O que significa ser uma “testemunha”? Depois do que aconteceu, alguém tentou conversar com a pessoa para mostrar sentimentos pessoais? Um procurador perguntou-lhe: “Diga-me como você se sente”. Esse processo permitiria que as experiências corporais implícitas da vítima se manifestassem, não fossem suprimidas e separadas do evento.

 Em nossa sociedade, a reação geralmente consiste em transformar tudo em um problema jurídico, que não se concentra nos sentimentos, mas na documentação desse evento e na coleta de evidências para processar o agressor. Como uma sociedade muitas vezes esquecemos ou subestimamos a importância de monitorar a reação da vítima. 

Após o trauma sexual, as vítimas muitas vezes imediatamente tomam uma posição defensiva, que inclui a separação da experiência da sua consciência. Em vez disso, a vítima deve estar ao lado de outra pessoa e ser uma “testemunha”.

Os tratamentos que parecem ter mais sucesso para os sobreviventes de trauma sexual geralmente incluem o componente físico (por exemplo, terapia somática, psicoterapia corporal). Esses modelos de tratamento permitem que a vítima recupere o contato ou esteja presente em seu corpo novamente. 

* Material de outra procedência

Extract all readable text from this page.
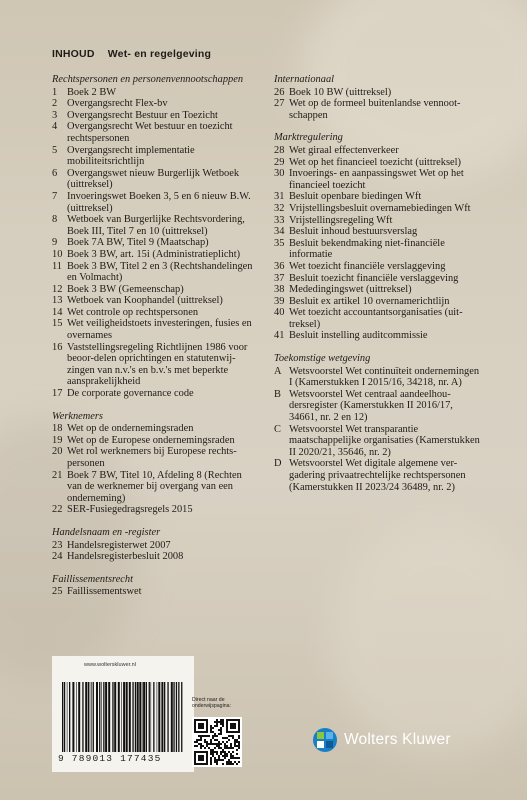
INHOUD Wet- en regelgeving
Rechtspersonen en personenvennootschappen
1 Boek 2 BW
2 Overgangsrecht Flex-bv
3 Overgangsrecht Bestuur en Toezicht
4 Overgangsrecht Wet bestuur en toezicht rechtspersonen
5 Overgangsrecht implementatie mobiliteitsrichtlijn
6 Overgangswet nieuw Burgerlijk Wetboek (uittreksel)
7 Invoeringswet Boeken 3, 5 en 6 nieuw B.W. (uittreksel)
8 Wetboek van Burgerlijke Rechtsvordering, Boek III, Titel 7 en 10 (uittreksel)
9 Boek 7A BW, Titel 9 (Maatschap)
10 Boek 3 BW, art. 15i (Administratieplicht)
11 Boek 3 BW, Titel 2 en 3 (Rechtshandelingen en Volmacht)
12 Boek 3 BW (Gemeenschap)
13 Wetboek van Koophandel (uittreksel)
14 Wet controle op rechtspersonen
15 Wet veiligheidstoets investeringen, fusies en overnames
16 Vaststellingsregeling Richtlijnen 1986 voor beoor-delen oprichtingen en statutenwij-zingen van n.v.'s en b.v.'s met beperkte aansprakelijkheid
17 De corporate governance code
Werknemers
18 Wet op de ondernemingsraden
19 Wet op de Europese ondernemingsraden
20 Wet rol werknemers bij Europese rechts-personen
21 Boek 7 BW, Titel 10, Afdeling 8 (Rechten van de werknemer bij overgang van een onderneming)
22 SER-Fusiegedragsregels 2015
Handelsnaam en -register
23 Handelsregisterwet 2007
24 Handelsregisterbesluit 2008
Faillissementsrecht
25 Faillissementswet
Internationaal
26 Boek 10 BW (uittreksel)
27 Wet op de formeel buitenlandse vennoot-schappen
Marktregulering
28 Wet giraal effectenverkeer
29 Wet op het financieel toezicht (uittreksel)
30 Invoerings- en aanpassingswet Wet op het financieel toezicht
31 Besluit openbare biedingen Wft
32 Vrijstellingsbesluit overnamebiedingen Wft
33 Vrijstellingsregeling Wft
34 Besluit inhoud bestuursverslag
35 Besluit bekendmaking niet-financiële informatie
36 Wet toezicht financiële verslaggeving
37 Besluit toezicht financiële verslaggeving
38 Mededingingswet (uittreksel)
39 Besluit ex artikel 10 overnamerichtlijn
40 Wet toezicht accountantsorganisaties (uit-treksel)
41 Besluit instelling auditcommissie
Toekomstige wetgeving
A Wetsvoorstel Wet continuïteit ondernemingen I (Kamerstukken I 2015/16, 34218, nr. A)
B Wetsvoorstel Wet centraal aandeelhou-dersregister (Kamerstukken II 2016/17, 34661, nr. 2 en 12)
C Wetsvoorstel Wet transparantie maatschappelijke organisaties (Kamerstukken II 2020/21, 35646, nr. 2)
D Wetsvoorstel Wet digitale algemene ver-gadering privaatrechtelijke rechtspersonen (Kamerstukken II 2023/24 36489, nr. 2)
www.wolterskluwer.nl
9 789013 177435
Direct naar de onderwijspagina:
Wolters Kluwer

Uma das funções adaptativas associadas à experiência traumática, como estupro ou abuso físico grave, é a dissociação. A dissociação parece transformar o corpo em uma “pedra”, o senso de consciência se torna monótono e as imagens mentais passam de um evento físico para uma realidade alterada.

 A dissociação tem efeitos profundamente prejudiciais e é difícil de tratar. O medicamento geralmente não funciona. 

Formas de terapia coloquial geralmente podem diminuir o limiar de reatividade. A dissociação é uma poderosa estratégia adaptativa, que pode proteger funcionalmente o sobrevivente do trauma de re-experimentar o trauma. Assim, falar sobre trauma pode provocar dissociação. 

Portanto, os métodos de tratamento se movem em uma direção diferente, no sentido de compreender as reações corporais implícitas, e tentam dar à nossa mente a oportunidade de criar outra narrativa pessoal na qual não temos mais vergonha das reações corporais, mas entendê-las como adaptações neurobiológicas.

Você pode explicar a teoria multivagal e como ela se relaciona com o trauma sexual?

A teoria polivagal enfatiza que a maneira como reagimos ao mundo é uma função do nosso estado fisiológico. 

Pessoas que sofreram trauma sexual precisam se comunicar com outras pessoas. Se eles fecharem ou começarem a manifestar comportamento dissociativo, seu estado fisiológico, seu sistema nervoso autônomo mudará. 

Nesse estado alterado, as opiniões da vítima sobre o mundo são muito tendenciosas – uma pessoa pode ver uma ameaça em quase tudo e em todos. 

Histórias clínicas de sobreviventes de abuso sexual geralmente indicam que desejam se comunicar com as pessoas, mas acham difícil confiar e se aproximar.

 Seus corpos não permitirão intimidade e contato físico agradável. A teoria multivagal explica as experiências biocomportamentais, fisiológicas e psicológicas que seguem eventos traumáticos. 

Também ajuda a corrigir a condição da vítima. Isso é conseguido focando-se em estratégias para alterar o estado fisiológico, que permitem que uma pessoa seja calma e se sinta segura.